The population density is estimated to be 2 individuals/km^{2} in primary forests and 7 individuals/km^{2} in secondary forests. The home ranges of male and female golden angwantibos are affected by different variables; the extent of female home ranges is correlated with the availability and quality of food resources, whereas male home ranges are determined by the distribution of females. Female home ranges may overlap, whereas male home ranges rarely overlap due to direct male-male competition. Pubescent males enter a transient "vagabond" phase after dispersing from their natal ranges before settling down in a permanent home range. Golden angwantibos are otherwise sedentary.

==Conservation status==
The golden angwantibo is classified as a least-concern species by the International Union for Conservation of Nature Red List.
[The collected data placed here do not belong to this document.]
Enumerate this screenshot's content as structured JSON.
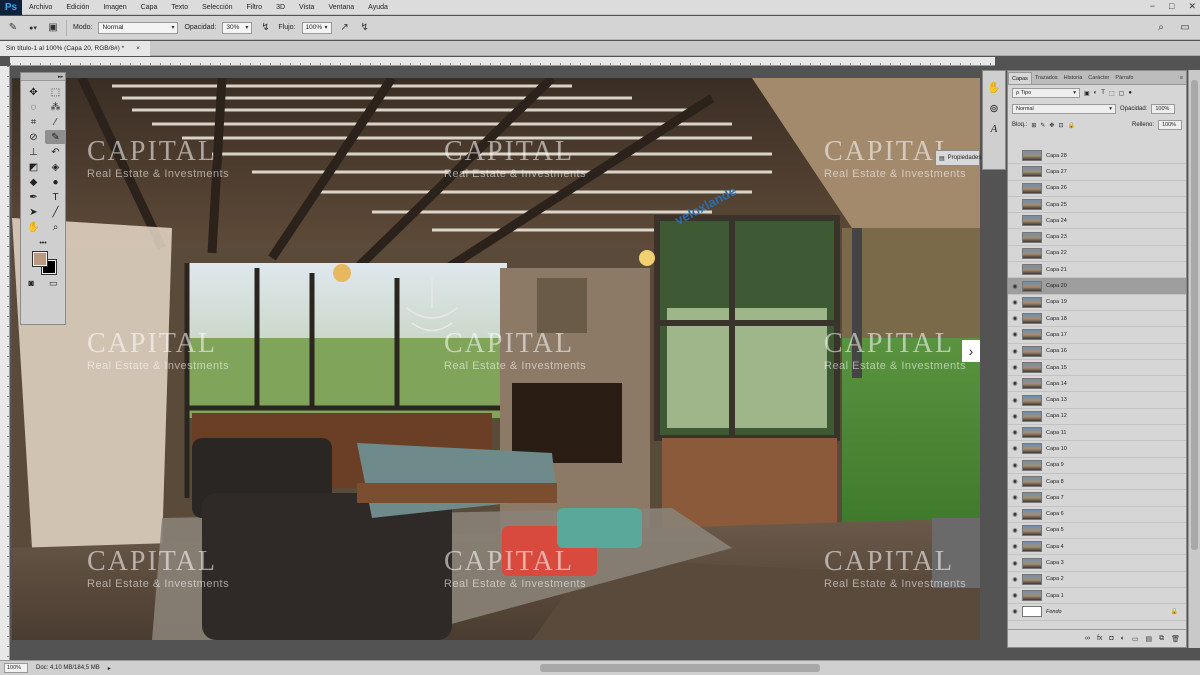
{
  "app": {
    "logo": "Ps"
  },
  "menubar": {
    "items": [
      "Archivo",
      "Edición",
      "Imagen",
      "Capa",
      "Texto",
      "Selección",
      "Filtro",
      "3D",
      "Vista",
      "Ventana",
      "Ayuda"
    ],
    "window_controls": [
      "−",
      "□",
      "✕"
    ]
  },
  "options_bar": {
    "mode_label": "Modo:",
    "mode_value": "Normal",
    "opacity_label": "Opacidad:",
    "opacity_value": "30%",
    "flow_label": "Flujo:",
    "flow_value": "100%"
  },
  "document": {
    "tab_title": "Sin título-1 al 100% (Capa 20, RGB/8#) *",
    "close_glyph": "×"
  },
  "toolbox": {
    "tools": [
      {
        "name": "move-tool-icon",
        "glyph": "✥"
      },
      {
        "name": "marquee-tool-icon",
        "glyph": "⬚"
      },
      {
        "name": "lasso-tool-icon",
        "glyph": "◌"
      },
      {
        "name": "magic-wand-tool-icon",
        "glyph": "⁂"
      },
      {
        "name": "crop-tool-icon",
        "glyph": "⌗"
      },
      {
        "name": "eyedropper-tool-icon",
        "glyph": "⁄"
      },
      {
        "name": "healing-brush-tool-icon",
        "glyph": "⊘"
      },
      {
        "name": "brush-tool-icon",
        "glyph": "✎",
        "active": true
      },
      {
        "name": "clone-stamp-tool-icon",
        "glyph": "⊥"
      },
      {
        "name": "history-brush-tool-icon",
        "glyph": "↶"
      },
      {
        "name": "eraser-tool-icon",
        "glyph": "◩"
      },
      {
        "name": "paint-bucket-tool-icon",
        "glyph": "◈"
      },
      {
        "name": "blur-tool-icon",
        "glyph": "◆"
      },
      {
        "name": "dodge-tool-icon",
        "glyph": "●"
      },
      {
        "name": "pen-tool-icon",
        "glyph": "✒"
      },
      {
        "name": "type-tool-icon",
        "glyph": "T"
      },
      {
        "name": "path-selection-tool-icon",
        "glyph": "➤"
      },
      {
        "name": "line-tool-icon",
        "glyph": "╱"
      },
      {
        "name": "hand-tool-icon",
        "glyph": "✋"
      },
      {
        "name": "zoom-tool-icon",
        "glyph": "⌕"
      }
    ],
    "more_glyph": "•••"
  },
  "canvas": {
    "watermarks": [
      {
        "title": "CAPITAL",
        "subtitle": "Real Estate & Investments"
      },
      {
        "title": "CAPITAL",
        "subtitle": "Real Estate & Investments"
      },
      {
        "title": "CAPITAL",
        "subtitle": "Real Estate & Investments"
      },
      {
        "title": "CAPITAL",
        "subtitle": "Real Estate & Investments"
      },
      {
        "title": "CAPITAL",
        "subtitle": "Real Estate & Investments"
      },
      {
        "title": "CAPITAL",
        "subtitle": "Real Estate & Investments"
      },
      {
        "title": "CAPITAL",
        "subtitle": "Real Estate & Investments"
      },
      {
        "title": "CAPITAL",
        "subtitle": "Real Estate & Investments"
      },
      {
        "title": "CAPITAL",
        "subtitle": "Real Estate & Investments"
      }
    ],
    "sign_text": "veloxlande",
    "nav_arrow": "›"
  },
  "properties_button": {
    "label": "Propiedades"
  },
  "layers_panel": {
    "tabs": [
      "Capas",
      "Trazados",
      "Historia",
      "Carácter",
      "Párrafo"
    ],
    "active_tab": "Capas",
    "filter_value": "ρ Tipo",
    "blend_value": "Normal",
    "opacity_label": "Opacidad:",
    "opacity_value": "100%",
    "lock_label": "Bloq.:",
    "fill_label": "Relleno:",
    "fill_value": "100%",
    "layers": [
      {
        "name": "Capa 28",
        "visible": false
      },
      {
        "name": "Capa 27",
        "visible": false
      },
      {
        "name": "Capa 26",
        "visible": false
      },
      {
        "name": "Capa 25",
        "visible": false
      },
      {
        "name": "Capa 24",
        "visible": false
      },
      {
        "name": "Capa 23",
        "visible": false
      },
      {
        "name": "Capa 22",
        "visible": false
      },
      {
        "name": "Capa 21",
        "visible": false
      },
      {
        "name": "Capa 20",
        "visible": true,
        "selected": true
      },
      {
        "name": "Capa 19",
        "visible": true
      },
      {
        "name": "Capa 18",
        "visible": true
      },
      {
        "name": "Capa 17",
        "visible": true
      },
      {
        "name": "Capa 16",
        "visible": true
      },
      {
        "name": "Capa 15",
        "visible": true
      },
      {
        "name": "Capa 14",
        "visible": true
      },
      {
        "name": "Capa 13",
        "visible": true
      },
      {
        "name": "Capa 12",
        "visible": true
      },
      {
        "name": "Capa 11",
        "visible": true
      },
      {
        "name": "Capa 10",
        "visible": true
      },
      {
        "name": "Capa 9",
        "visible": true
      },
      {
        "name": "Capa 8",
        "visible": true
      },
      {
        "name": "Capa 7",
        "visible": true
      },
      {
        "name": "Capa 6",
        "visible": true
      },
      {
        "name": "Capa 5",
        "visible": true
      },
      {
        "name": "Capa 4",
        "visible": true
      },
      {
        "name": "Capa 3",
        "visible": true
      },
      {
        "name": "Capa 2",
        "visible": true
      },
      {
        "name": "Capa 1",
        "visible": true
      },
      {
        "name": "Fondo",
        "visible": true,
        "locked": true
      }
    ],
    "footer_icons": [
      "∞",
      "fx",
      "◘",
      "◐",
      "▭",
      "▤",
      "⧉",
      "🗑"
    ]
  },
  "statusbar": {
    "zoom": "100%",
    "doc_info": "Doc: 4,10 MB/184,5 MB"
  },
  "colors": {
    "foreground": "#b89a80",
    "background": "#000000"
  }
}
Although it is widespread across its range in central-eastern Africa, it is poorly studied, and its status may be subject to changes in the future as more demographic information becomes available. Known threats to the species include hunting for bushmeat and traditional medicine. The skins of golden angwantibos are used in traditional practices in the Republic of the Congo, and angwantibo hearts are used to ward off misfortune in the Central African Republic. Golden angwantibos can also be killed in traps set for other animals such as duiker.